Background and purpose: Most patients with cerebral sinus thrombosis (CST) recover after treatment with heparin, but a subgroup has a poor prognosis. Those patients may benefit from endovascular thrombolysis.
Methods: Prospective case series. Patients with sinus thrombosis were selected for thrombolysis if they had an altered mental status, coma, straight sinus thrombosis, or large space-occupying lesions. Urokinase was infused into the sinuses (bolus 120 to 600 x 10(3) U; then 100 x 10(3) U/h) via a jugular catheter, in 15 cases combined with mechanical thrombus disruption or removal.
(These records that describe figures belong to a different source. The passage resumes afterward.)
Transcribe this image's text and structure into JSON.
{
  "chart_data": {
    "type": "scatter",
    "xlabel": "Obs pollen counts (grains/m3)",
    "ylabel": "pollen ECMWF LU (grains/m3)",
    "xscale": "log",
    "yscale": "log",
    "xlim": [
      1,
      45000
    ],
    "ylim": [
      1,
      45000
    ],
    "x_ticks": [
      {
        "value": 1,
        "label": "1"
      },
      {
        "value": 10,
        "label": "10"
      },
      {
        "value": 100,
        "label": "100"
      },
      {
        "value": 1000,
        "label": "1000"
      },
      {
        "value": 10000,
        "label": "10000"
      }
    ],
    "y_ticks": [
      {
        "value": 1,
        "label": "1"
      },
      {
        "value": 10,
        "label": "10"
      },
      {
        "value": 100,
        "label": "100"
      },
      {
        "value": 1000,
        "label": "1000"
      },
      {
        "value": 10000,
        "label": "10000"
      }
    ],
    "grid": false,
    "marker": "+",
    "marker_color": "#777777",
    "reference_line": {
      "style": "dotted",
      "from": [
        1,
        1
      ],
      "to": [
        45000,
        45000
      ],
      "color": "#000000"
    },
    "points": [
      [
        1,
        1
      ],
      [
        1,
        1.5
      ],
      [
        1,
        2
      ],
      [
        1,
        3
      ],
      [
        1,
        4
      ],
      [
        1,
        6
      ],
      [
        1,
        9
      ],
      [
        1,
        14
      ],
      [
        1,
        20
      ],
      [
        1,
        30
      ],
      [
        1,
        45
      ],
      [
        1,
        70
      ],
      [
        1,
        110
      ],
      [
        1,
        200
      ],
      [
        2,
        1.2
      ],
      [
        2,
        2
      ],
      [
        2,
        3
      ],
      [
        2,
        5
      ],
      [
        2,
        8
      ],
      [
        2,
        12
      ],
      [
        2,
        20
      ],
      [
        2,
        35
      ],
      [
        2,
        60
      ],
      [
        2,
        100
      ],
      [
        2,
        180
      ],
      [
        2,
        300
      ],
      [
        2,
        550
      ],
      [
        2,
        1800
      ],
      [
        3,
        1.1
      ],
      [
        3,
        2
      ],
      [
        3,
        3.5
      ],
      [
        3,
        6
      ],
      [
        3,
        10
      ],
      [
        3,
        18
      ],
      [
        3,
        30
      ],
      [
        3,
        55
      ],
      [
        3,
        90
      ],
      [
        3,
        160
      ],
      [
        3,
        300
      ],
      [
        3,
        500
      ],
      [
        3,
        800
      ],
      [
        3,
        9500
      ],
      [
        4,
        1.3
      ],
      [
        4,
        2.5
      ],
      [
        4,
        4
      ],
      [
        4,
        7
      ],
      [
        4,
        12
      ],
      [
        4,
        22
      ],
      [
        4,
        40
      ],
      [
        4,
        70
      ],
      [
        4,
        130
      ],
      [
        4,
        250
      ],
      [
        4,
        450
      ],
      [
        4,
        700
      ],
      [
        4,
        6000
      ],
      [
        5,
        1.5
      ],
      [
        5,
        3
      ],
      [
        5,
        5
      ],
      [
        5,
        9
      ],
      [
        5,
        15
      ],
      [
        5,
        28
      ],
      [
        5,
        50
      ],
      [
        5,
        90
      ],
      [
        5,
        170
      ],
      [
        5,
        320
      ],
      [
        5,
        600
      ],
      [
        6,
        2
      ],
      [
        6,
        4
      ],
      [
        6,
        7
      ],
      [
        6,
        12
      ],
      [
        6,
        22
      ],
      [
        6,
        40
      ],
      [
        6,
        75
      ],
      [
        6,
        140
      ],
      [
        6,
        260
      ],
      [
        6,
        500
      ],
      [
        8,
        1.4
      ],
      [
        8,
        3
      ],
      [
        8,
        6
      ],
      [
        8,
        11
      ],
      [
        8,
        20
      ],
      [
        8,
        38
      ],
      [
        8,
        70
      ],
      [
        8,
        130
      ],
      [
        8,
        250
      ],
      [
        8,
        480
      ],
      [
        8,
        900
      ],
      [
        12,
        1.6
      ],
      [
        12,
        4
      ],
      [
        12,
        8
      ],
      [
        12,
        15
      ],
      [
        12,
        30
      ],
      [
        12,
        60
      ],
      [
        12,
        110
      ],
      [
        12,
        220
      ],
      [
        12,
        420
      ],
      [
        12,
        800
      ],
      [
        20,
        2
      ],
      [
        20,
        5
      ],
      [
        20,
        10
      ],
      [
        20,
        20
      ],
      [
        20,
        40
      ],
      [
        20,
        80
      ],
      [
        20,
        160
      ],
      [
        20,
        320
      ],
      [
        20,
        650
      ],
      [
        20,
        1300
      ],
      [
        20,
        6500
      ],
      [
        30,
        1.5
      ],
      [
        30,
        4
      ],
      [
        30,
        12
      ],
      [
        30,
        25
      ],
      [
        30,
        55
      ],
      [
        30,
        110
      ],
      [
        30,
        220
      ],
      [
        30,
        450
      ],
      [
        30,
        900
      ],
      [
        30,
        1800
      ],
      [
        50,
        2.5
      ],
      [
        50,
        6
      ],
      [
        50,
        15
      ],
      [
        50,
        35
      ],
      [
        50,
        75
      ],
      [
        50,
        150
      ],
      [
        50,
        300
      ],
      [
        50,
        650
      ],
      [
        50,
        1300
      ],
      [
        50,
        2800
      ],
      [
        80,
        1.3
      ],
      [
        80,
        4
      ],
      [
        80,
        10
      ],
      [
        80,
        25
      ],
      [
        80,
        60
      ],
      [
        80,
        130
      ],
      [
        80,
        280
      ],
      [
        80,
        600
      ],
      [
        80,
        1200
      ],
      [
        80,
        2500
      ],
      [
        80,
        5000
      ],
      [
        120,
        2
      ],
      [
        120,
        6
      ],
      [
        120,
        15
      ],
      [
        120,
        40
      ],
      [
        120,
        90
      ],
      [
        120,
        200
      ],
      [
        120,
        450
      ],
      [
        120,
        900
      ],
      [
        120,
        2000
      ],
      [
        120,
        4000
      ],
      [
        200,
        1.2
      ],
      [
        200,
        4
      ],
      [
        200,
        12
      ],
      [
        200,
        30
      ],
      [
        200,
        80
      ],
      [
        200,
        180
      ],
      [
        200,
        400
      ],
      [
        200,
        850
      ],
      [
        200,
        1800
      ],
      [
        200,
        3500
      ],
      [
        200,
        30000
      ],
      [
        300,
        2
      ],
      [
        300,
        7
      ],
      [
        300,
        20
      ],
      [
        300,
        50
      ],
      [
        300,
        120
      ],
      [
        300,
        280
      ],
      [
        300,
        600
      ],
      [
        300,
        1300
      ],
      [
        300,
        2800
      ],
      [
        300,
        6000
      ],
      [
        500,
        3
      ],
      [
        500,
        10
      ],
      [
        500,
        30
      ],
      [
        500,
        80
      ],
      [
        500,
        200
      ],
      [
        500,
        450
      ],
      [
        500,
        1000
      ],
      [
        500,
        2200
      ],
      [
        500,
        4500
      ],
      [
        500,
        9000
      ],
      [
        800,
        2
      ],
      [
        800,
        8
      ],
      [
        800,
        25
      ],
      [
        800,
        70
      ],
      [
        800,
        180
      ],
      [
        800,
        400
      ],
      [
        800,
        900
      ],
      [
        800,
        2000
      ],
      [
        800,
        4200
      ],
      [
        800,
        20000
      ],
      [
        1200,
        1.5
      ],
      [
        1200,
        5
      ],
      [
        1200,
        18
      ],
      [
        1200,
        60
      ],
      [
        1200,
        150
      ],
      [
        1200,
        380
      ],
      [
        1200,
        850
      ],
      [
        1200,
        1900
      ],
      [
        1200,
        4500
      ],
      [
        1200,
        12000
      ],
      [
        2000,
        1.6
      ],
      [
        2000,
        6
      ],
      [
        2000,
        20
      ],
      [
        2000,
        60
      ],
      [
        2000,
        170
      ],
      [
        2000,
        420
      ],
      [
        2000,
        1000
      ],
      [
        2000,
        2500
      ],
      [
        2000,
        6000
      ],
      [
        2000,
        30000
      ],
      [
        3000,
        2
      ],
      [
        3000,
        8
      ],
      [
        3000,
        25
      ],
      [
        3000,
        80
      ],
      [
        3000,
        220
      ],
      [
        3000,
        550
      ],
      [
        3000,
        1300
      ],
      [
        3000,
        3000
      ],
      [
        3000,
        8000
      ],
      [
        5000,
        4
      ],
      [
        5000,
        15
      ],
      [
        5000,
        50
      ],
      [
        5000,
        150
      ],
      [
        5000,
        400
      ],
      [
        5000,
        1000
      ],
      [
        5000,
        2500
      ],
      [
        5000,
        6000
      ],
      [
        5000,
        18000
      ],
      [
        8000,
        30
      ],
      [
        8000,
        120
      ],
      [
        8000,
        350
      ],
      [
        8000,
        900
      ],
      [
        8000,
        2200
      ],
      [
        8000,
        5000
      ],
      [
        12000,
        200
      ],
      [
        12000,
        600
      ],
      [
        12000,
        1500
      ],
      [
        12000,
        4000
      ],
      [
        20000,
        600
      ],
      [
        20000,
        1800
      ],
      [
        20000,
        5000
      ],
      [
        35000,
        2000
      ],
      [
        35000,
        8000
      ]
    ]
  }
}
Results: We treated 20 patients (16 women), mean age 32 years. Twelve patients were comatose and 14 had hemorrhagic infarcts before thrombolysis. Twelve patients recovered (Rankin score 0 to 2), 2 survived with handicaps, and 6 died. Factors associated with a fatal outcome were leukemia (3/6 versus 0/14, P=0.02) and large hemorrhagic infarcts (4/6 versus 2/14, P=0.04). Seizures were less frequent in the fatal cases (P=0.05). Patients who died had a larger mean lesion surface than survivors (30.5 versus 13.6 cm(2); P=0.03), larger midline shift (5.2 versus 1.7 mm; P=0.02), and a more rapid course (2.7 versus 8.2 days; P=0.01). Five patients who died had large hemispheric infarcts and edema before thrombolysis, causing herniation. Five patients had increased cerebral hemorrhage (3 minor, 2 major) after thrombolysis.
Conclusions: Thrombolysis can be effective for severe sinus thrombosis, but patients may deteriorate because of increased cerebral hemorrhage. Patients with large infarcts and impending herniation did not benefit.